CASTOR is the primary tape storage system of CERN and has been used for over fifteen years at IHEP. By 2021, the data volume from experiments has reached 12PB. Two replicas are saved in tape for most raw data, as a result, the capacity of CASTOR has exceeded 20PB. However, numerous factors hinder the performance of CASTOR. For example, new experiments such as JUNO and HEPS, ask for long-term storage and quick increasement of data. To satisfy these requirements, we plan to replace tape storage system from CASTOR to EOSCTA. New data of LHAASO has been saved gradually in EOSCTA since late 2021. Moreover, BESIII online data and JUNO raw data will be saved directly in EOSCTA from 2022.
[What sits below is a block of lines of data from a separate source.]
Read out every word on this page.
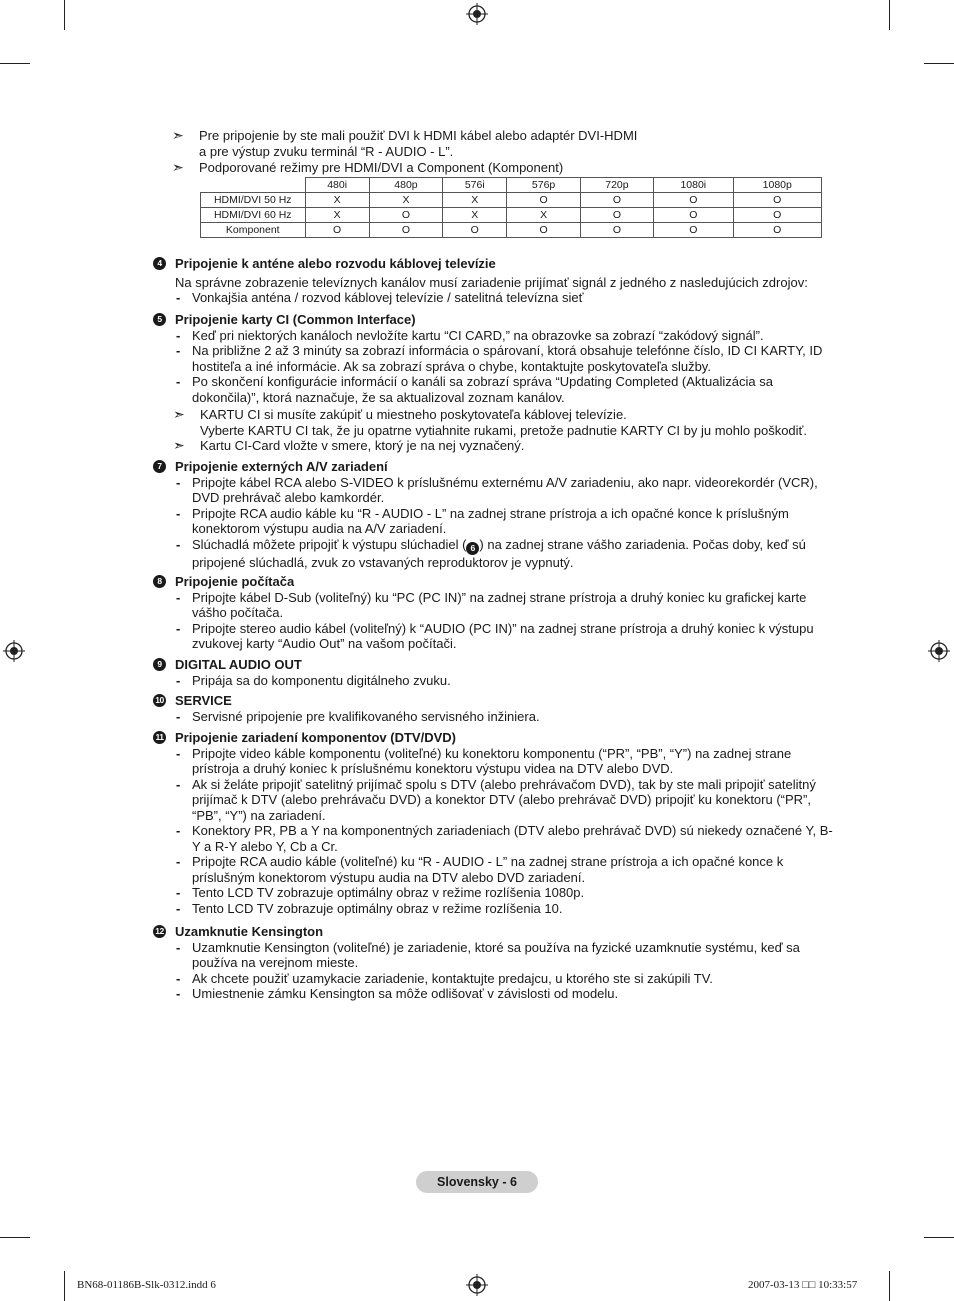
➣ Pre pripojenie by ste mali použiť DVI k HDMI kábel alebo adaptér DVI-HDMI
a pre výstup zvuku terminál “R - AUDIO - L”.
➣ Podporované režimy pre HDMI/DVI a Component (Komponent)
	480i	480p	576i	576p	720p	1080i	1080p
HDMI/DVI 50 Hz	X	X	X	O	O	O	O
HDMI/DVI 60 Hz	X	O	X	X	O	O	O
Komponent	O	O	O	O	O	O	O
4	Pripojenie k anténe alebo rozvodu káblovej televízie
Na správne zobrazenie televíznych kanálov musí zariadenie prijímať signál z jedného z nasledujúcich zdrojov:
- Vonkajšia anténa / rozvod káblovej televízie / satelitná televízna sieť
5	Pripojenie karty CI (Common Interface)
- Keď pri niektorých kanáloch nevložíte kartu “CI CARD,” na obrazovke sa zobrazí “zakódový signál”.
- Na približne 2 až 3 minúty sa zobrazí informácia o spárovaní, ktorá obsahuje telefónne číslo, ID CI KARTY, ID hostiteľa a iné informácie. Ak sa zobrazí správa o chybe, kontaktujte poskytovateľa služby.
- Po skončení konfigurácie informácií o kanáli sa zobrazí správa “Updating Completed (Aktualizácia sa dokončila)”, ktorá naznačuje, že sa aktualizoval zoznam kanálov.
➣ KARTU CI si musíte zakúpiť u miestneho poskytovateľa káblovej televízie.
Vyberte KARTU CI tak, že ju opatrne vytiahnite rukami, pretože padnutie KARTY CI by ju mohlo poškodiť.
➣ Kartu CI-Card vložte v smere, ktorý je na nej vyznačený.
7	Pripojenie externých A/V zariadení
- Pripojte kábel RCA alebo S-VIDEO k príslušnému externému A/V zariadeniu, ako napr. videorekordér (VCR), DVD prehrávač alebo kamkordér.
- Pripojte RCA audio káble ku “R - AUDIO - L” na zadnej strane prístroja a ich opačné konce k príslušným konektorom výstupu audia na A/V zariadení.
- Slúchadlá môžete pripojiť k výstupu slúchadiel ( 6 ) na zadnej strane vášho zariadenia. Počas doby, keď sú pripojené slúchadlá, zvuk zo vstavaných reproduktorov je vypnutý.
8	Pripojenie počítača
- Pripojte kábel D-Sub (voliteľný) ku “PC (PC IN)” na zadnej strane prístroja a druhý koniec ku grafickej karte vášho počítača.
- Pripojte stereo audio kábel (voliteľný) k “AUDIO (PC IN)” na zadnej strane prístroja a druhý koniec k výstupu zvukovej karty “Audio Out” na vašom počítači.
9	DIGITAL AUDIO OUT
- Pripája sa do komponentu digitálneho zvuku.
10 SERVICE
- Servisné pripojenie pre kvalifikovaného servisného inžiniera.
11 Pripojenie zariadení komponentov (DTV/DVD)
- Pripojte video káble komponentu (voliteľné) ku konektoru komponentu (“PR”, “PB”, “Y”) na zadnej strane prístroja a druhý koniec k príslušnému konektoru výstupu videa na DTV alebo DVD.
- Ak si želáte pripojiť satelitný prijímač spolu s DTV (alebo prehrávačom DVD), tak by ste mali pripojiť satelitný prijímač k DTV (alebo prehrávaču DVD) a konektor DTV (alebo prehrávač DVD) pripojiť ku konektoru (“PR”, “PB”, “Y”) na zariadení.
- Konektory PR, PB a Y na komponentných zariadeniach (DTV alebo prehrávač DVD) sú niekedy označené Y, B-Y a R-Y alebo Y, Cb a Cr.
- Pripojte RCA audio káble (voliteľné) ku “R - AUDIO - L” na zadnej strane prístroja a ich opačné konce k príslušným konektorom výstupu audia na DTV alebo DVD zariadení.
- Tento LCD TV zobrazuje optimálny obraz v režime rozlíšenia 1080p.
- Tento LCD TV zobrazuje optimálny obraz v režime rozlíšenia 10.
12 Uzamknutie Kensington
- Uzamknutie Kensington (voliteľné) je zariadenie, ktoré sa používa na fyzické uzamknutie systému, keď sa používa na verejnom mieste.
- Ak chcete použiť uzamykacie zariadenie, kontaktujte predajcu, u ktorého ste si zakúpili TV.
- Umiestnenie zámku Kensington sa môže odlišovať v závislosti od modelu.
Slovensky - 6
BN68-01186B-Slk-0312.indd 6	2007-03-13 □□ 10:33:57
In this paper, we describe the current infrastructure of EOSCTA at IHEP, whose components comprise a CTA tape system as back-end, an EOS filesystem as disk buffer, a Ceph as queue manager and a PostgreSQL database. We set up two EOSCTA instances which serve for four experiments, and the front end is consisted with multiple disk file systems (LUSTRE and EOS). According to the difference of data generation, different workflows are designed to receive data from remote experimental stations or local disk arrays to EOSCTA. In order to ensure the effectiveness and reliability of EOSCTA, we have adopted several tools.
CASTOR will be replaced by EOSCTA and all the existed data of CASTOR will be migrated to EOSCTA. To achieve this target, we also have to upgrade tape drives from LTO4 to LTO7, which includes five CASTOR instance and two types of tape library. It is planned to complete most of the migration by 2023. The paper reports the migration plan, the steps and methods of data migration, and the inspection to ensure the data integrity. To elucidate the process of data migration, this paper takes the data of BESIII as an example.
Based on the previous experience of EOSCTA, we present the outlook in the requirements of experiments at IHEP, discuss a possible way to use EOSCTA as massive tape data storage for multiple data sources, and also design a unified workflow which is more suitable for local data.